Two distinct Ca(2+) signaling pathways modulate sperm flagellar beating patterns in mice

Haixin Chang  1 Susan S Suarez
Affiliations

Two distinct Ca(2+) signaling pathways modulate sperm flagellar beating patterns in mice

Haixin Chang et al. Biol Reprod. 2011 Aug.

Abstract

Hyperactivation, a swimming pattern of mammalian sperm in the oviduct, is essential for fertilization. It is characterized by asymmetrical flagellar beating and an increase of cytoplasmic Ca(2+). We observed that some mouse sperm swimming in the oviduct produce high-amplitude pro-hook bends (bends in the direction of the hook on the head), whereas other sperm produce high-amplitude anti-hook bends. Switching direction of the major bends could serve to redirect sperm toward oocytes. We hypothesized that different Ca(2+) signaling pathways produce high-amplitude pro-hook and anti-hook bends.

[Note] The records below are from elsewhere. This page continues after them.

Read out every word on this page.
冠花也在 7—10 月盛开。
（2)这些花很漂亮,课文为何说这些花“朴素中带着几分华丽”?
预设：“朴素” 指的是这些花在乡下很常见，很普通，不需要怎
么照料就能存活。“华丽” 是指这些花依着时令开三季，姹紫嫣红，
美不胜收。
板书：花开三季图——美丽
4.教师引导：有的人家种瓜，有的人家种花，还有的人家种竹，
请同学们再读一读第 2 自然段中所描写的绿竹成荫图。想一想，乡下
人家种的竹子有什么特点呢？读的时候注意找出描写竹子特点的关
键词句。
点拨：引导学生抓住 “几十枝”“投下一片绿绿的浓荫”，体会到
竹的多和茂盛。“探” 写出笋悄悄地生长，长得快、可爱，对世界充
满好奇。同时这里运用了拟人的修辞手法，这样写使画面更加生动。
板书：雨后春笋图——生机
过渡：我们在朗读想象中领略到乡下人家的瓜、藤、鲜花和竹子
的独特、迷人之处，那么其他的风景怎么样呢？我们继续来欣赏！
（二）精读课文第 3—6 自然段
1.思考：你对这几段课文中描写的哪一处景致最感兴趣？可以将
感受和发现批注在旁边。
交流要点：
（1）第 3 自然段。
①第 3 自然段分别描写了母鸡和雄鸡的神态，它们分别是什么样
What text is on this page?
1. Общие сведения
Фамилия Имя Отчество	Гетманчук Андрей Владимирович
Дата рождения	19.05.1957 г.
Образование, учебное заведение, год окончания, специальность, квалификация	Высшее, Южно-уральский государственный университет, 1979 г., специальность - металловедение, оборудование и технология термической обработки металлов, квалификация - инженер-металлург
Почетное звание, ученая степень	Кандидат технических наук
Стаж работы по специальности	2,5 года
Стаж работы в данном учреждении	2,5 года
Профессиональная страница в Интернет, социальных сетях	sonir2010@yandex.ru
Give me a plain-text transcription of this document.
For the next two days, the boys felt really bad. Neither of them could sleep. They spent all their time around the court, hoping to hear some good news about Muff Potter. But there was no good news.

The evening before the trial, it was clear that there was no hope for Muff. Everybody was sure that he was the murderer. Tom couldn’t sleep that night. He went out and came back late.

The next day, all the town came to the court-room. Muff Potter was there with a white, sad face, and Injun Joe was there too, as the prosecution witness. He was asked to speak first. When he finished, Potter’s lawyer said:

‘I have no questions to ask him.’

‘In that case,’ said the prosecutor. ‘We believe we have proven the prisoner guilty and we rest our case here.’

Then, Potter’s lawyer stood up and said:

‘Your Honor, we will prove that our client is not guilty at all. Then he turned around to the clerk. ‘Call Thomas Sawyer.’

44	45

In vitro, sperm that hyperactivated during capacitation (because of activation of CATSPER plasma membrane Ca(2+) channels) developed high-amplitude pro-hook bends. The CATSPER activators procaine and 4-aminopyridine (4-AP) also induced high-amplitude pro-hook bends. Thimerosal, which triggers a Ca(2+) release from internal stores, induced high-amplitude anti-hook bends. Activation of CATSPER channels is facilitated by a pH rise, so both Ca(2+) and pH responses to treatments with 4-AP and thimerosal were monitored. Thimerosal triggered a Ca(2+) increase that initiated at the base of the flagellum, whereas 4-AP initiated a rise in the proximal principal piece. Only 4-AP triggered a flagellar pH rise. Proteins were extracted from sperm for examination of phosphorylation patterns induced by Ca(2+) signaling. Procaine and 4-AP induced phosphorylation of proteins on threonine and serine, whereas thimerosal primarily induced dephosphorylation of proteins. Tyrosine phosphorylation was unaffected. We concluded that hyperactivation, which is associated with capacitation, can be modulated by release of Ca(2+) from intracellular stores to reverse the direction of the dominant flagellar bend and, thus, redirect sperm.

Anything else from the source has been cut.